Question

The magnitude of the average electric field normally present in the atmosphere just above the surface of the Earth is about $150\,N/C$, directed inward towards the center of the Earth. This gives the total net surface charge carried by the Earth to be: [Given, ${R_E} = 6.4 \times {10^6}m$
A) +660 kC
B) -660 kC
C) -680 kC
D) +680 kC

Answer 1

Hint: The charge enclosed inside the closed surface can be calculated from Gauss’s law. Assume the Earth as a point charge and calculate its electric field at a distance equal to the radius of the Earth.

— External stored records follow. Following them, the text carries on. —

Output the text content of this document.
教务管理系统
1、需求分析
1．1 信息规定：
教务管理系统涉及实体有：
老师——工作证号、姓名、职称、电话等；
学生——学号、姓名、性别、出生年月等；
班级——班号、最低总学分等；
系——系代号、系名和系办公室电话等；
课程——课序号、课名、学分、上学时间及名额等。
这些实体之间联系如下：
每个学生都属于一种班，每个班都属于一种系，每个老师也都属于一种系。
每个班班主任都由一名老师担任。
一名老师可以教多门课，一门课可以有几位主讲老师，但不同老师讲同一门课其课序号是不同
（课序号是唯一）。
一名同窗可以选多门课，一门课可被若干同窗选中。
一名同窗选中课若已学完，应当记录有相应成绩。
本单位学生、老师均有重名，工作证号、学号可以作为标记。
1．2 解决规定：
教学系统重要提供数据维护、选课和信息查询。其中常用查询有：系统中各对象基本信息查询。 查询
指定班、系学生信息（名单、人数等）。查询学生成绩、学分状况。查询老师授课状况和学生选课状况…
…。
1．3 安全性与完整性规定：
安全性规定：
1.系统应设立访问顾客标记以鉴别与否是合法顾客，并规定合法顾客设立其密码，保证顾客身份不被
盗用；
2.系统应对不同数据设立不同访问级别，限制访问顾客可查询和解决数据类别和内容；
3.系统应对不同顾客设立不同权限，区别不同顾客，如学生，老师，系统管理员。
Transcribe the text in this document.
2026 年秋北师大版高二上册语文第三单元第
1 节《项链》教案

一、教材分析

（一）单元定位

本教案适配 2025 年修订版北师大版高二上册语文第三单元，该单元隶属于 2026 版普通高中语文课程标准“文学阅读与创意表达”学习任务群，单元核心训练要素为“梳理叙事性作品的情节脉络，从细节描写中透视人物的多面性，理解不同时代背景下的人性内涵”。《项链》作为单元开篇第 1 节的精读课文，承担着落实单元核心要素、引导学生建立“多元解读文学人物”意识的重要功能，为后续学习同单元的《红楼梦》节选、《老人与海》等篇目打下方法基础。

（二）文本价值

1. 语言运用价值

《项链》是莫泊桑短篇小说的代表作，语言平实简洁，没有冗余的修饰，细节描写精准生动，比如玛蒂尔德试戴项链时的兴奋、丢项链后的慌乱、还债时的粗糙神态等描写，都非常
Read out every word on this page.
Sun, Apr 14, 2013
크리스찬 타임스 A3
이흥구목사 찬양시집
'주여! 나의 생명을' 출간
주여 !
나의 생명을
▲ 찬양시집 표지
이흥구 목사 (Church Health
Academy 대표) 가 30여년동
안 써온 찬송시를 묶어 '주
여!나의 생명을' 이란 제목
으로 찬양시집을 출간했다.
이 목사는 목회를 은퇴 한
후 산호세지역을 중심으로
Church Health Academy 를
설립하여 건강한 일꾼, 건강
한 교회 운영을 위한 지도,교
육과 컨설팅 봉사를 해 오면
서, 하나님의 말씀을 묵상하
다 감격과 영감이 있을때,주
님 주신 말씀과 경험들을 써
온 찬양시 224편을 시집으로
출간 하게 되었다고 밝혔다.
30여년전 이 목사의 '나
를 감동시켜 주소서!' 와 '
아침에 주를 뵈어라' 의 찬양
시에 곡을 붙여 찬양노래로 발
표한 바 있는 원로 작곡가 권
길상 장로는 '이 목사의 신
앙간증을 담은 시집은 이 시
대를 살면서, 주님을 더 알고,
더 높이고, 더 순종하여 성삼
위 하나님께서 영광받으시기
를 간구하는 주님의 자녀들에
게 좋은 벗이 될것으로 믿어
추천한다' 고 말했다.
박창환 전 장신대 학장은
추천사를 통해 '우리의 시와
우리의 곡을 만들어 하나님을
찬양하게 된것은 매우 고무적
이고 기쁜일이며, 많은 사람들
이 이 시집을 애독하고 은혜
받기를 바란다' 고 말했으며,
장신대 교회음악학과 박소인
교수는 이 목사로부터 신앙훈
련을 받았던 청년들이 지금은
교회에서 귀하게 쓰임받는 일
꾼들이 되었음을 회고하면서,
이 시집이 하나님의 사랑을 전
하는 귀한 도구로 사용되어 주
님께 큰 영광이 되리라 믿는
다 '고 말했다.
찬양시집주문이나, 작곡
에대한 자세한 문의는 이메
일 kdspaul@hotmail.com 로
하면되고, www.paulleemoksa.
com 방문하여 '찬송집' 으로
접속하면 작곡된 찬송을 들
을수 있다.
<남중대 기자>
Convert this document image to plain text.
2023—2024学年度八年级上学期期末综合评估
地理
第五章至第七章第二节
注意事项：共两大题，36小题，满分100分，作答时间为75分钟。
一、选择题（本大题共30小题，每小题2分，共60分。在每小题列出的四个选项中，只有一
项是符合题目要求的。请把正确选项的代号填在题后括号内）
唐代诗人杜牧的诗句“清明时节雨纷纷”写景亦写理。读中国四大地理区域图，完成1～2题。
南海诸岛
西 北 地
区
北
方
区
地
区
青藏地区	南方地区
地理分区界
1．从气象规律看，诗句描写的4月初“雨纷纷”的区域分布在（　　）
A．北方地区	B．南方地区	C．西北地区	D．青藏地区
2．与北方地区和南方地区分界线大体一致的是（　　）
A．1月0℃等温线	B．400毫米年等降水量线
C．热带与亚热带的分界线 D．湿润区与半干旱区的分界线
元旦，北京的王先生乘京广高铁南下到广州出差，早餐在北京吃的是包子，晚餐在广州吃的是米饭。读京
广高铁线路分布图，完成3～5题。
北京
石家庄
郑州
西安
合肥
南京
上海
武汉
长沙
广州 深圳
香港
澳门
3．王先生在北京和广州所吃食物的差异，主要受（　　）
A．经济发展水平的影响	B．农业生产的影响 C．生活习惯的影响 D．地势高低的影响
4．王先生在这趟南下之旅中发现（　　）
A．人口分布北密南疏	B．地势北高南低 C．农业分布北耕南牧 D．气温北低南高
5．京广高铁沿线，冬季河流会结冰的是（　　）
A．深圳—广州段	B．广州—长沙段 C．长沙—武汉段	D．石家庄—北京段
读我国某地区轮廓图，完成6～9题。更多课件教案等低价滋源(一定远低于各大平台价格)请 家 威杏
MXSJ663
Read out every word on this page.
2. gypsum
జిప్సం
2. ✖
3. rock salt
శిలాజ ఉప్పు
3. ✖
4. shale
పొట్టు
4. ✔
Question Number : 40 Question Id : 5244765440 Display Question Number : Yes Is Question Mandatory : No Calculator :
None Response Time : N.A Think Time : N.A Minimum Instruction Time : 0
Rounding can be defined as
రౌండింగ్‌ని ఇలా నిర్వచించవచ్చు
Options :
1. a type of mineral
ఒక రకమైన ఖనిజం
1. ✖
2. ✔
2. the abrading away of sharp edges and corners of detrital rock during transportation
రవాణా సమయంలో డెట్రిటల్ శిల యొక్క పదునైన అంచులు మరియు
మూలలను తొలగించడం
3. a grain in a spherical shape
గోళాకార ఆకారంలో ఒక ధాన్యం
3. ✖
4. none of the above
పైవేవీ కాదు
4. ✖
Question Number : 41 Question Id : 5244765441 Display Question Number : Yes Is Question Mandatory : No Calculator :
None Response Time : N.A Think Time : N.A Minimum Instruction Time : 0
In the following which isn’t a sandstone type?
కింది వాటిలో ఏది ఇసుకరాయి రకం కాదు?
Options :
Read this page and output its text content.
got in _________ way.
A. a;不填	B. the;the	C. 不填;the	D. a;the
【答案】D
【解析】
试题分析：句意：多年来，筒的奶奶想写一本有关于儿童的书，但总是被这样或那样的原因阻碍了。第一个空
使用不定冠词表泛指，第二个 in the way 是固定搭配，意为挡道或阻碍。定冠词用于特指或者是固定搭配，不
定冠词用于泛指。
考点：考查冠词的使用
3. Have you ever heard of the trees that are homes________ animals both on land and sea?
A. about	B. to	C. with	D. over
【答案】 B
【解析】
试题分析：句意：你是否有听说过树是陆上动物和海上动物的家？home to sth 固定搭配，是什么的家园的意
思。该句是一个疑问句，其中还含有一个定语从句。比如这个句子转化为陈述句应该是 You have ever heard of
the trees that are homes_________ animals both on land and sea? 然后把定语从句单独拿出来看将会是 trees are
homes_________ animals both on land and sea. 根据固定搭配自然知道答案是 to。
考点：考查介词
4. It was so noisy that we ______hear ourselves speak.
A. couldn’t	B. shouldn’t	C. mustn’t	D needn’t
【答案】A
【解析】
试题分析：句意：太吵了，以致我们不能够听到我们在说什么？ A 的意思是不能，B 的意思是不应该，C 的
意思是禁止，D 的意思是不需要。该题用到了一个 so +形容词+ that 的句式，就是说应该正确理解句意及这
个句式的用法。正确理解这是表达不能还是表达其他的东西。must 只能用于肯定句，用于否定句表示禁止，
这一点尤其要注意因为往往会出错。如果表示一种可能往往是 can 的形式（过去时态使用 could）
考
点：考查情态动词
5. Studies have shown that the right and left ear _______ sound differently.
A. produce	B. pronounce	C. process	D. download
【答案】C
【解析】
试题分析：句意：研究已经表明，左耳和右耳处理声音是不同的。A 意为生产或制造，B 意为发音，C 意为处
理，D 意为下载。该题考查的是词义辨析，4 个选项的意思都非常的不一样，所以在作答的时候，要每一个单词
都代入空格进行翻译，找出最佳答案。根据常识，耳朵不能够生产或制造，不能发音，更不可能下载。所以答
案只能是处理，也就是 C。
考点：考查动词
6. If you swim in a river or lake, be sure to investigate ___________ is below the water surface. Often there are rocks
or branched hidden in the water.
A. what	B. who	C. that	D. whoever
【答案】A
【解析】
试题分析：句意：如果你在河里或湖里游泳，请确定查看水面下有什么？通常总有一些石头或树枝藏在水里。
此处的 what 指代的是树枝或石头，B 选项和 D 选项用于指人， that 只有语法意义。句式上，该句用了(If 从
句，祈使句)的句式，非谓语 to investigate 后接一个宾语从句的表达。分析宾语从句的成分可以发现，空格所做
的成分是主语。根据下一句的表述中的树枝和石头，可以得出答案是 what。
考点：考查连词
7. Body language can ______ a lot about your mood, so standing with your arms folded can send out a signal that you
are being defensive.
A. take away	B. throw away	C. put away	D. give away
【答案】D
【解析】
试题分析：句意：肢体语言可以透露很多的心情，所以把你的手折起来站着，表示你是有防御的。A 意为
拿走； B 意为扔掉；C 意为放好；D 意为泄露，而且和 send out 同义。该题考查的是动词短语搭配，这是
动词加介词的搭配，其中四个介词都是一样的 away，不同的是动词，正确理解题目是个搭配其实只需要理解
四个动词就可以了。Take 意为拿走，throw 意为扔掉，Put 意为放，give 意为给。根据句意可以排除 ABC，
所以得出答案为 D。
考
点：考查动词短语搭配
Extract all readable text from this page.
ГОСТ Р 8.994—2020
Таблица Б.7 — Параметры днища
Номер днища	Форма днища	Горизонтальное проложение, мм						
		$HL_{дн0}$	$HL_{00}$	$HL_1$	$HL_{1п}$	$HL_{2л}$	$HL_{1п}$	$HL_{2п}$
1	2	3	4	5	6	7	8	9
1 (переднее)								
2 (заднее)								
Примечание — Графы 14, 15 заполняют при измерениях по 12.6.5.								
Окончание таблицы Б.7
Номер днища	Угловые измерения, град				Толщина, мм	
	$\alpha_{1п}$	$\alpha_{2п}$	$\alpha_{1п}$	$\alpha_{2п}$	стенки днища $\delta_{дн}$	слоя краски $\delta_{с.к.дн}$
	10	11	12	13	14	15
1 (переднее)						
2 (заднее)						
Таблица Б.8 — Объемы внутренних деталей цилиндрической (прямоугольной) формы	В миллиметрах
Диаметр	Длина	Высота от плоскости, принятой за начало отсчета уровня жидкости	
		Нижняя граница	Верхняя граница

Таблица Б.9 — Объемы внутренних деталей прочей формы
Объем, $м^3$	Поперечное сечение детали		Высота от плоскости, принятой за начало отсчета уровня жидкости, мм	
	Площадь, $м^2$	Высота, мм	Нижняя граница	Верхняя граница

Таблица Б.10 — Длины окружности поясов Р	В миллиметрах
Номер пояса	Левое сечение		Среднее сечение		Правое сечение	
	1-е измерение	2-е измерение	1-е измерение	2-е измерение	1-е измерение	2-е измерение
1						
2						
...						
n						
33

Complete step by step solution:
We’ve been given that the average electric field present just outside the surface of the Earth is $150\,N/C$. Since we’re calculating the electric field outside the surface of the Earth, we can use Gauss’ law assuming a point charge containing the net charge carried by the Earth. Then for a point just above the surface of the Earth, the area of the Gaussian sphere will be equal to the area of the surface of the Earth. So, we can write
$\Rightarrow E.(4\pi {{R}^{2}}_{E})=\dfrac{q}{{{\epsilon }_{0}}}$
$\Rightarrow q={{\epsilon }_{0}}\times E.(4\pi {{R}^{2}}_{E})$
Substituting the value of ${R_E} = 6.4 \times {10^6}m$, and $E = 150\,N/C$, the value of
$\Rightarrow q = 8.85 \times {10^{ - 12}} \times 150 \times 4 \times \pi \times 6.4 \times {10^6} $
$\Rightarrow \,680\,kC$
However, since the electric field is directed inwards towards the Earth, the charge must be negative as the electric field lines are attracted to negative charges and we’ve been given that the electric field is directed inwards. So,
$q = - 680kC$ which corresponds to option (C).

Note:
Since the charge distribution on Earth’s surface is constant, we should assume it to be a point charge located at the center of the Earth which will simplify our calculations. While Gauss’s law will help us in determining the magnitude of the charge on the surface of the Earth, we must not forget to use the direction of the electric field to determine the polarity of the charge.